New York nurses want a fair contract for themselves


On the streets of New York, it’s the season of twinkling lights. In the pediatric emergency room where we work, it’s the time of coughs and high fevers.
The worst flu wave ever recorded in our state is upon us, heralded by the lines of sick children and worried parents streaming through our doors. Some get just a little Tylenol to bring down their fever, but many need breathing treatments because the combination of the flu and winter colds triggered their asthma. Others may need an IV to prevent dehydration. A few – children with weak immune systems, who have undergone multiple organ transplants or who have a history of intubation – are in real danger and are destined for the intensive care unit. Of course, we all take them, even when we lack blankets and sometimes beds.
When midnight struck last Thursday, the ball dropped in Times Square and 2026 began, this dissonance between celebration outside and struggle inside our hospital walls took on a new dimension, as contracts covering us and 20,000 other registered nurses expired.
It’s a familiar tune, like the tunes from “Auld Lang Syne.”
Three years ago, when we were just a few months into our nursing careers, NYSNA nurses at two New York City hospitals, including ours, went on strike. This was right after the COVID-19 crisis, a public health emergency where nurses across the country established our worth and value beyond doubt. At least we thought we did. Local hospital leaders have resisted our pressure for standards of staff safety and respect in the workplace. The resulting strike lasted three days and resulted in historic contract provisions governing enforceable nurse-to-patient ratios.
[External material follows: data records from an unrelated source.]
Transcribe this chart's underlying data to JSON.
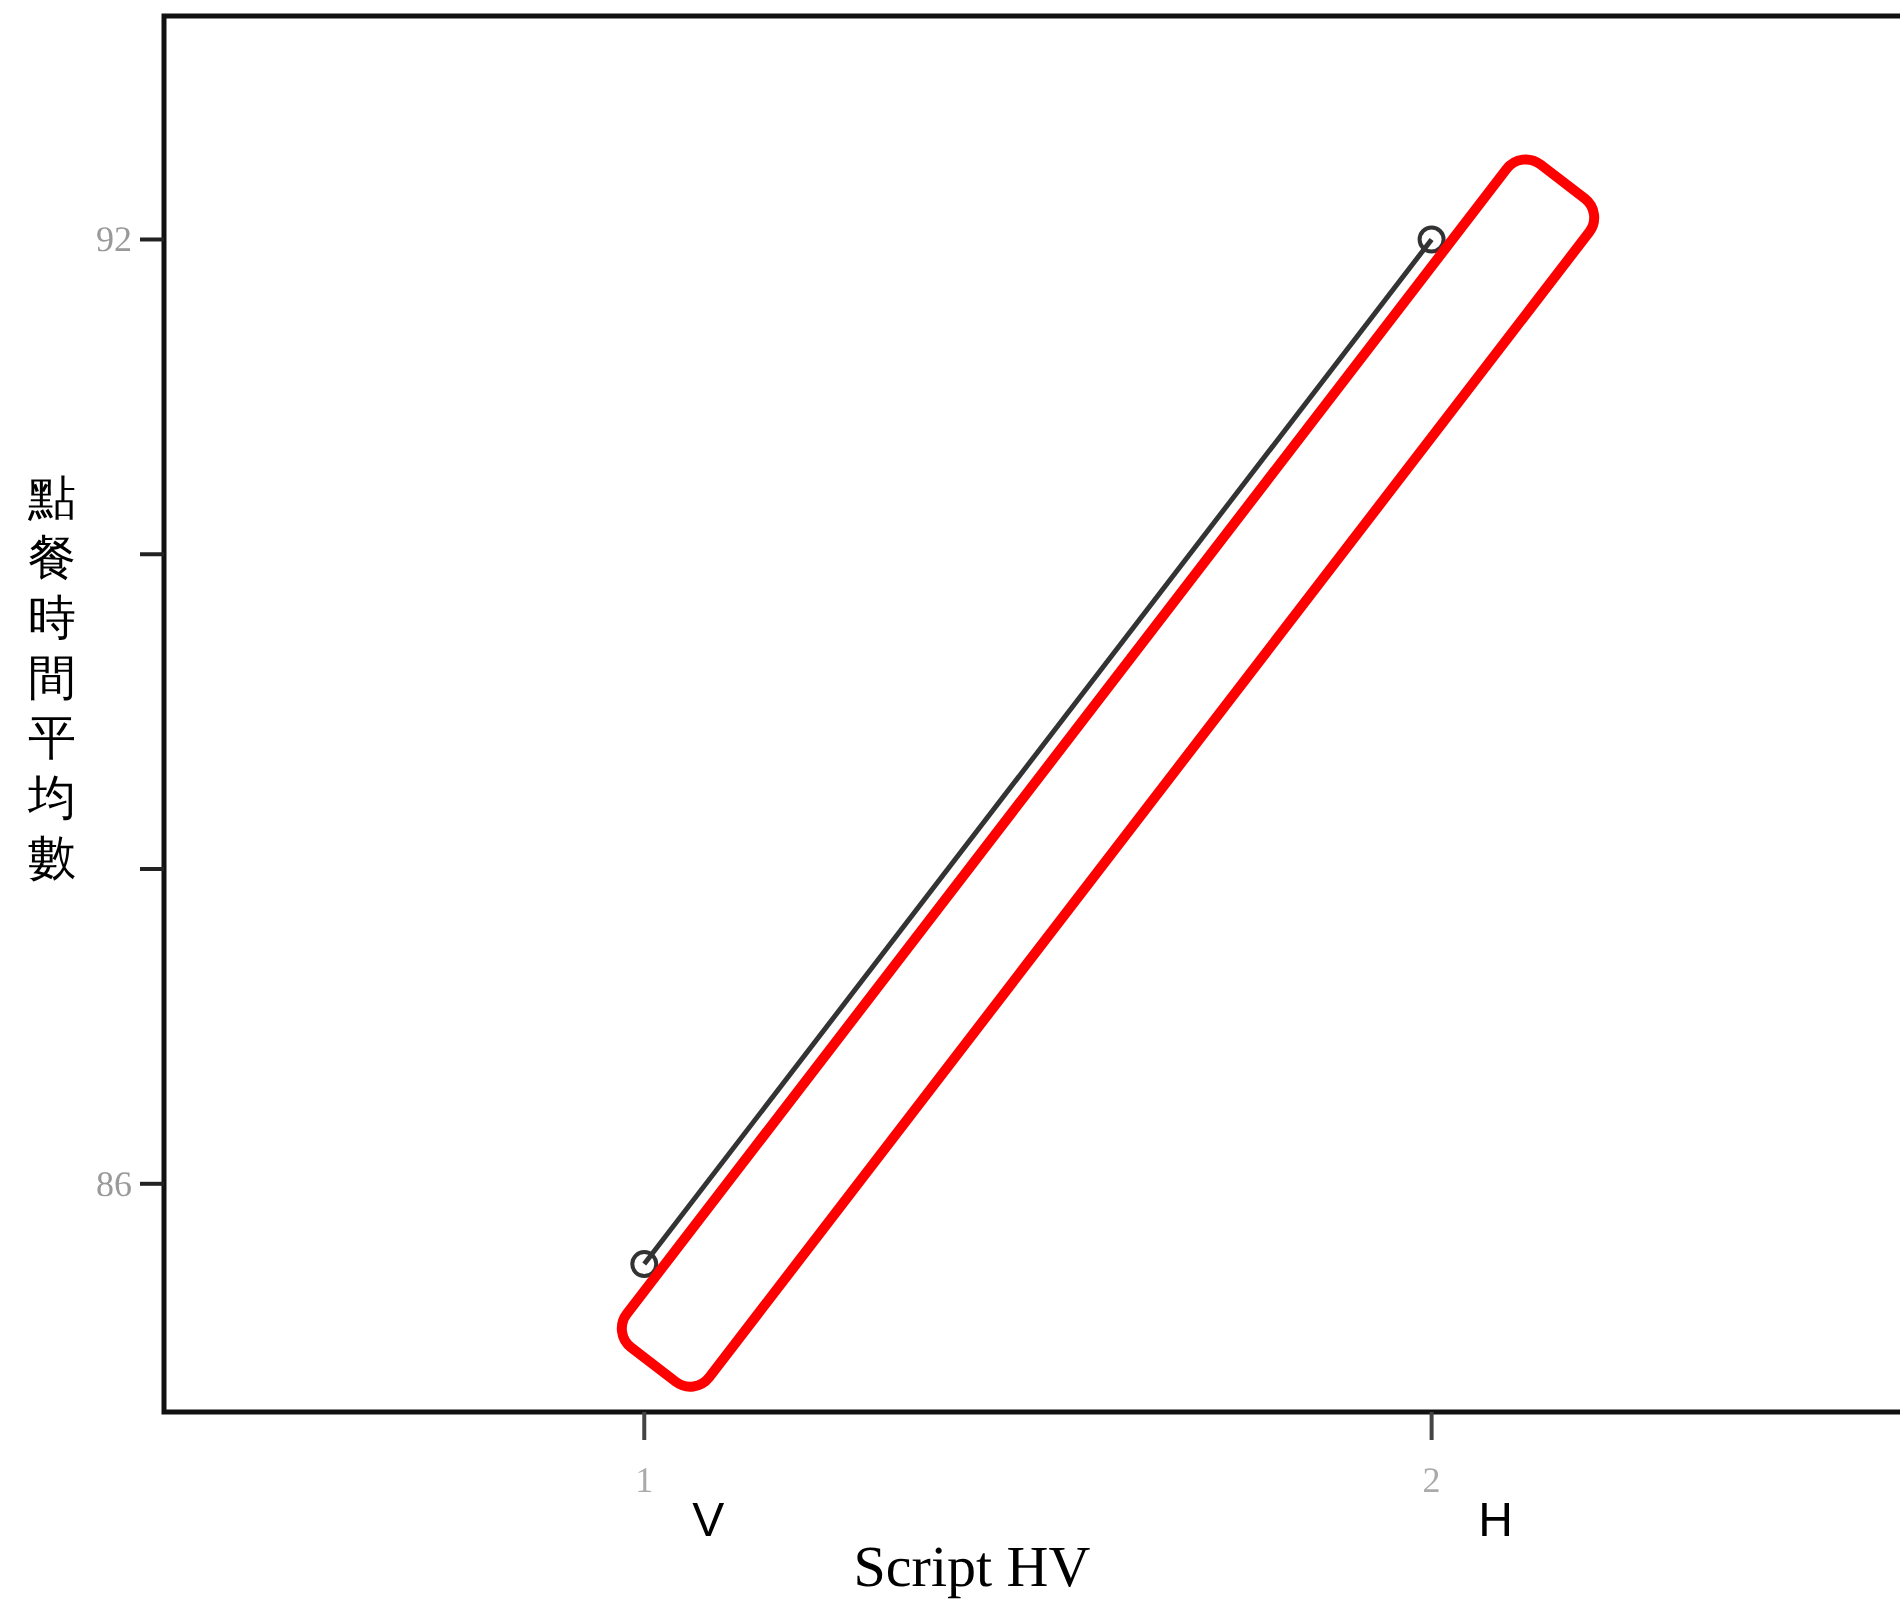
{
  "chart_data": {
    "type": "line",
    "xlabel": "Script HV",
    "ylabel": "點餐時間平均數",
    "x": [
      1,
      2
    ],
    "series": [
      {
        "color": "#333333",
        "values": [
          85.49,
          92.0
        ]
      }
    ],
    "xlim": [
      0.39,
      2.6
    ],
    "ylim": [
      84.55,
      93.42
    ],
    "xticks": [
      1,
      2
    ],
    "yticks": [
      86,
      {
        "value": 88,
        "label": null
      },
      {
        "value": 90,
        "label": null
      },
      92
    ],
    "annotations": [
      "V",
      "H"
    ],
    "marker": "circle",
    "line_style": "solid",
    "grid": false
  }
}
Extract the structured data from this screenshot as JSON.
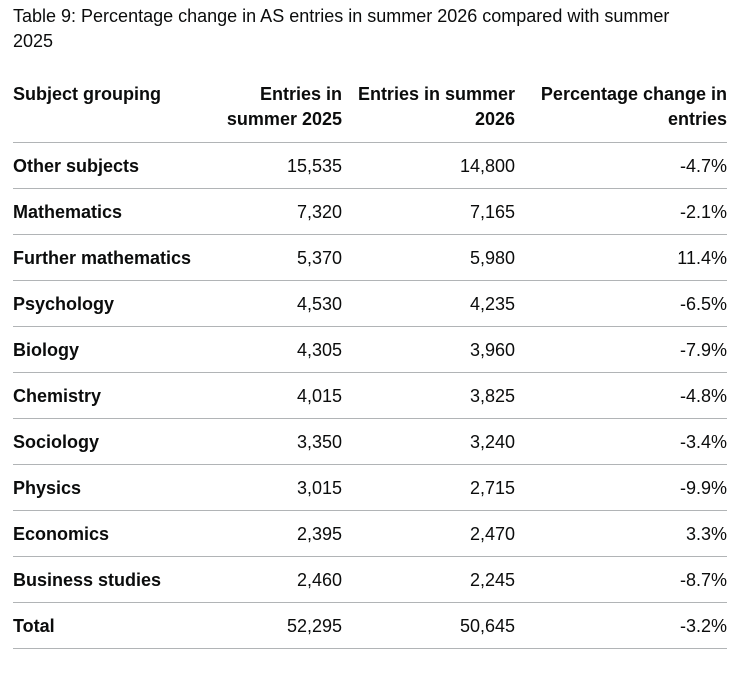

Now, an even larger strike looms, involving up to 12 New York City hospitals. There are new issues to address, like the appropriate role of AI in healthcare, the growing threat of violence facing healthcare workers, and the impact of the Trump administration’s policies on our undocumented and transgender patients. Staff safety and health benefits for caregivers remain major concerns.
Hospital management made it clear that its negotiating goal was not a fair compromise. They intend to reduce the power of our collective voice. Hospital management sanctioned more than a dozen union leaders for exercising our right to talk to colleagues about our union and our right to talk about workplace violence in the press. They have trucked in dozens of replacement nurses with high hourly wages, forced union nurses to train our own replacements, and threatened to deduct from our contract the tens of millions of dollars they are preparing to spend on scab salaries if we strike.
Just weeks after a gunman showed up in our emergency room intending to shoot people, hospital leaders refused to negotiate workplace safety improvements.
They also pushed to roll back historic, enforceable staff safety protections that we fought for and won when we went on strike in 2023. These staffing enforcement actions are working: In 2024, independent arbitrators awarded understaffed Mount Sinai nurses approximately $4.7 million in financial relief in nine separate decisions.
There’s no denying that federal Medicaid cuts pose a challenge for hospitals. But it is the hospitals benefiting from the safety net of the peripheral districts which will suffer the most from these cuts, and not our wealthy academic establishments. As of September 2025, Mount Sinai had more than double the cash flow it had in 2017, even adjusting for inflation: nearly $600 million. During the first three months of 2025, Mount Sinai Health System recorded more than $1.2 billion in revenue from our hospital, a 20% increase over the same period last year. Now, Mount Sinai plans to spend $100 million on a dedicated AI building.
Hospitals must always look for new ways to provide better care to more people. But guess what? Hiring enough nurses, guaranteeing nurses health benefits and protecting ourselves from workplace violence: these are also investments.
We hope that our hospital and its 11 city counterparts will realize that nurses and our patients are worth such an investment. Ideally, we will achieve this without going on strike again. But if we have to strike, we will, because nurses are doing what it takes to protect our patients.
We will do it tonight, ready to wipe our noses or save a life, explain a medicine or hold hands, always looking for another cover.
Carey and Murphy are members of the New York State Nurses Association and pediatric emergency room nurses at Mount Sinai Hospital. The opinions expressed here are their own and not those of Mount Sinai.